Mr Gerashchenko, who has likened Russia's chaotic economy to a 'whorehouse' but who told parliament on Thursday he saw no reason to step down, handed in his resignation to President Boris Yeltsin after a meeting in the Kremlin, a spokesman said.
He is by far the most significant casualty of a crisis triggered on Tuesday by a drop of around 21 per cent in the rouble's value against the US dollar. The currency, since fortified by heavy Central Bank intervention, has bounced back to near its level at the start of the week. But the political fallout continues.
Mr Yeltsin, who called the rouble's plunge a 'threat to national security', had asked the State Duma, the lower house of parliament, to unseat the veteran Central Bank chief. Mr Yeltsin last night issued a decree formally endorsing Mr Gerashchenko's exit .

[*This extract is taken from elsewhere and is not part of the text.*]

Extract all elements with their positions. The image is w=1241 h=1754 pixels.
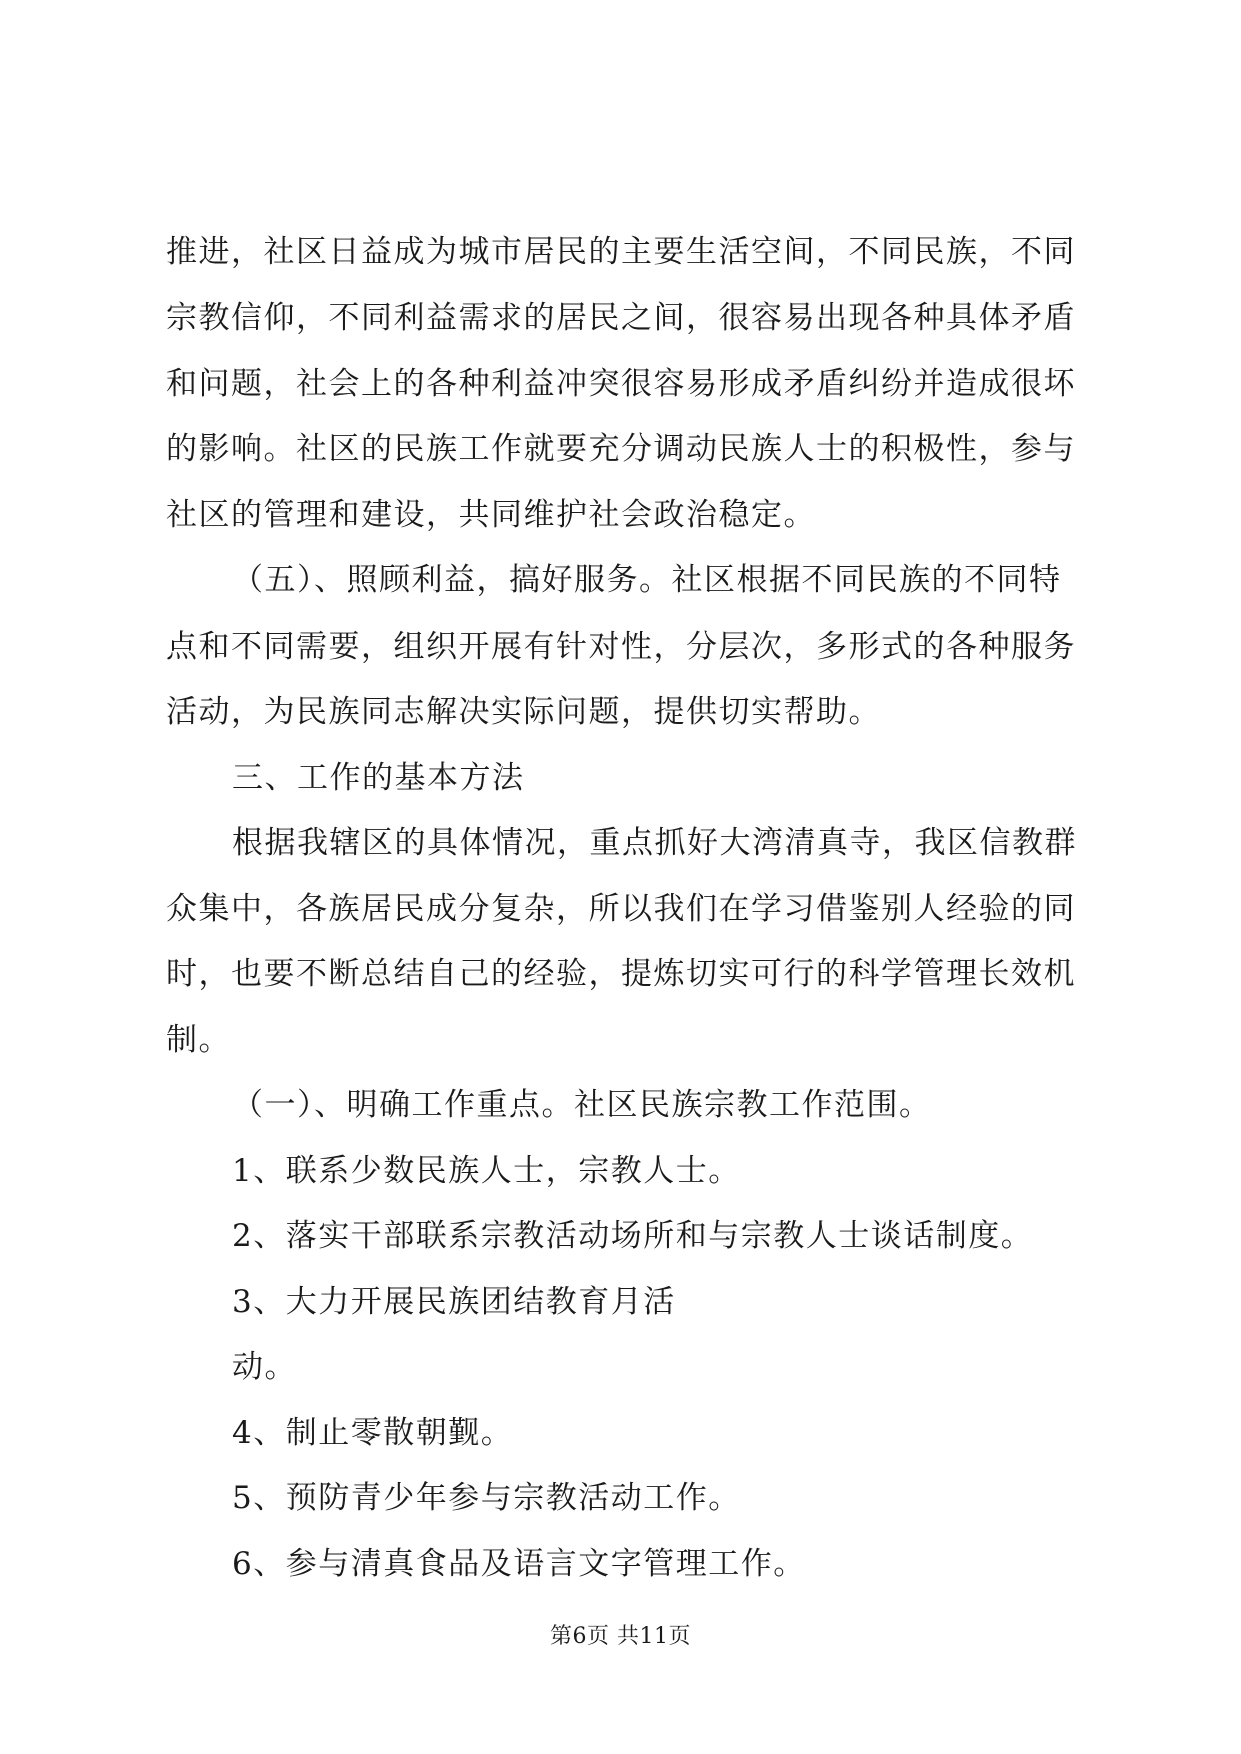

The acting finance minister, Sergei Dubinin, was sacked on Wednesday and his replacement, Andrei Vavilov, has been declared a lame- duck after only a day in the job. Itar-Tass news agency yesterday quoted the head of the Russian civil service as saying Mr Vavilov would serve 'only for some time until a replacement is found'.
There has been speculation that the crucial post of finance minister may be offered to its former occupant, Boris Fyodorov, a noisy enemy of Mr Gerashchenko and a truculent free-marketeer. He has also been named as a possible replacement as head of the Central Bank. Returning to Moscow from London yesterday, he said he had so far been offered nothing.
Reviled by liberals, whose American guru, Jeffrey Sachs, coined the insult the 'world's worst central banker', Mr Gerashchenko survived more than a year after the demolition of his former power base in the previous parliament, the Supreme Soviet. He responded to frequent calls for his resignation by demanding the scalps of foes responsible, he said, for turning Russia into a brothel.
Despite his ties with the Soviet-era parliament, shelled into submission last year, Mr Gerashchenko confounded critics by supporting greater competition in banking and speaking out against a Kremlin decree to protect Russian banks from foreign rivals.